We’ve heard that the French and British made a push today, somewhere north of Rheims, but we’ve not yet heard any details. The mechanics are working to repair my bus, but the lacquer does not dry particularly well in a humid atmosphere. Still, I am told that I may expect my faithful #5 to be ready to take the air again when the weather clears.
April 12th 1918, [Friday]
Shortly after midday we received an alert call, informing us that an unknown Boche machine had been sighted south of Toul, heading in our direction along the Meuse valley. Lieutenant Jerry Falkenhan and I were standing on alert status when the notice came in, and we got off the field within minutes. Although the cloud layer was rather low over the valley, we immediately climbed for a bit of altitude and settled in at just over 2,000 feet as we followed the river northward.
Within less than ten minutes we spotted two machines circling one another several miles ahead and adjusted our heading to intercept them. Having been sent after one Boche machine, and now anticipating the possibility of engaging two opponents, both Falkenhan and I tugged at the charging handles of our Vickers guns. However, within seconds we could see tracers flashing between the machines, and it quickly became apparent that the two were engaged in a fight.

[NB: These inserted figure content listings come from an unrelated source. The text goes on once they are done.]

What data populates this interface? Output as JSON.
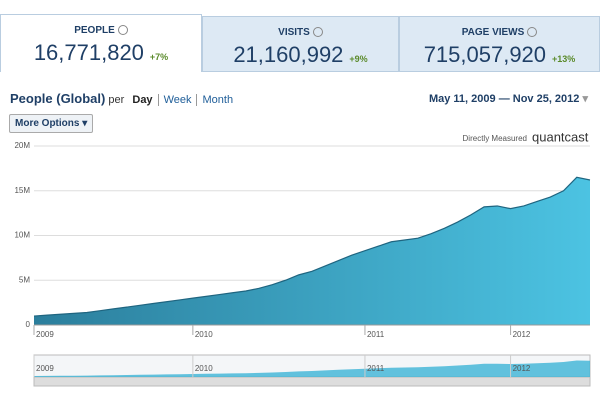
{
  "tabs": [
    {
      "label": "PEOPLE",
      "value": "16,771,820",
      "change": "+7%"
    },
    {
      "label": "VISITS",
      "value": "21,160,992",
      "change": "+9%"
    },
    {
      "label": "PAGE VIEWS",
      "value": "715,057,920",
      "change": "+13%"
    }
  ],
  "header": {
    "title": "People (Global)",
    "per": "per",
    "periods": [
      "Day",
      "Week",
      "Month"
    ],
    "date_start": "May 11, 2009",
    "date_sep": "—",
    "date_end": "Nov 25, 2012",
    "more_options": "More Options",
    "measured": "Directly Measured",
    "brand": "quantcast"
  },
  "chart_data": {
    "type": "area",
    "color": "#3cb4d6",
    "line_color": "#1f6580",
    "categories": [
      "2009",
      null,
      null,
      null,
      null,
      null,
      null,
      null,
      null,
      null,
      null,
      null,
      "2010",
      null,
      null,
      null,
      null,
      null,
      null,
      null,
      null,
      null,
      null,
      null,
      null,
      "2011",
      null,
      null,
      null,
      null,
      null,
      null,
      null,
      null,
      null,
      null,
      "2012",
      null,
      null,
      null,
      null,
      null,
      null
    ],
    "values": [
      1000000,
      1100000,
      1200000,
      1300000,
      1400000,
      1600000,
      1800000,
      2000000,
      2200000,
      2400000,
      2600000,
      2800000,
      3000000,
      3200000,
      3400000,
      3600000,
      3800000,
      4100000,
      4500000,
      5000000,
      5600000,
      6000000,
      6600000,
      7200000,
      7800000,
      8300000,
      8800000,
      9300000,
      9500000,
      9700000,
      10200000,
      10800000,
      11500000,
      12300000,
      13200000,
      13300000,
      13000000,
      13300000,
      13800000,
      14300000,
      15000000,
      16500000,
      16200000
    ],
    "ylim": [
      0,
      20000000
    ],
    "yticks": [
      0,
      {
        "value": 5000000,
        "label": "5M"
      },
      {
        "value": 10000000,
        "label": "10M"
      },
      {
        "value": 15000000,
        "label": "15M"
      },
      {
        "value": 20000000,
        "label": "20M"
      }
    ],
    "grid": true
  }
}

Moments later one of the two began trailing a plume of gray smoke and fell into a tight vrille whilst the other machine circled slowly above it. The falling machine disappeared into a densely wooded section of forest quite near the river, and although the trees prevented us witnessing the actual impact, the velocity with which it fell was certainly enough to dash it to splinters. We saw no flames or smoke to indicate that it had burned.
As we arrived over the place where it had fallen, we saw that the remaining machine was a Nieuport N28 wearing the new hat-in-the-ring emblem of the 94th Squadron. As I drew parallel with the N28 I threw my little bus over onto its right wing, raising the left wing momentarily so that the pilot might see the US red-blue-white roundel on the underside and know us for friends. As I leveled again, the pilot of the N28 raised his right hand to the corner of his brow in salute, wagged his wings briefly, and then made a virage to the left and flew due north toward Toul.
I returned his salute, banked away to the right, and fell upon a course to the south with Lieutenant Falkenhan off my left wing tip. We found the flags whipping along the bluff edge of the field at Epiez, but managed to land with only minor buffeting.